If the true purpose of the code provision is to give the city an opportunity to locate the claimant and possibly negotiate a settlement after investigation of the claim, the address of the claimant should be given with a degree of certainty which will provide more than an inference. In Eppstein v. City of Berkeley, 52 Cal. App. 2d 395 [126 P.2d 365], the address of the claimant was not included in the verified claim, and in Hall v. City of Los Angeles, 19 Cal. 2d 198 [120 P.2d 13], there was no statement of the place where the accident occurred. In each case the claim was held to be fatally defective, although [35 Cal. 2d 404] the omitted information was within the actual knowledge of the city.

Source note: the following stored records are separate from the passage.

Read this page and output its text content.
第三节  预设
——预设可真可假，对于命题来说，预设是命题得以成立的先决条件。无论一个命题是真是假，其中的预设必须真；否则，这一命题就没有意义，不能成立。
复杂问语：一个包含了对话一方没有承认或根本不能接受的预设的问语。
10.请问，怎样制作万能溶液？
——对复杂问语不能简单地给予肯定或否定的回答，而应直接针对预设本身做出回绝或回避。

The court now relies upon the fact that the city of San Diego does not contend that it was misled or prejudiced by the failure to comply with the code provision. But, as indicated by the Eppstein and Hall cases, such a showing is not a necessary part of the municipality's defense. The point is also made that La Mesa and Lakeside are only 11 miles apart and contain a population of 1,500 and 3,925, respectively. Judicial notice may be taken of the fact that any 1940 census for California towns was unreliable at the time of the accident which occasioned this litigation, and a claimant should be required to give some specific information by which he may be located. A liberal construction of section 1982 does not mean complete nullification of it in its most important requirement.

For these reasons I would affirm the judgment as to the individual defendant and reverse it as to the city.

Shenk, J., and Traynor, J., concurred.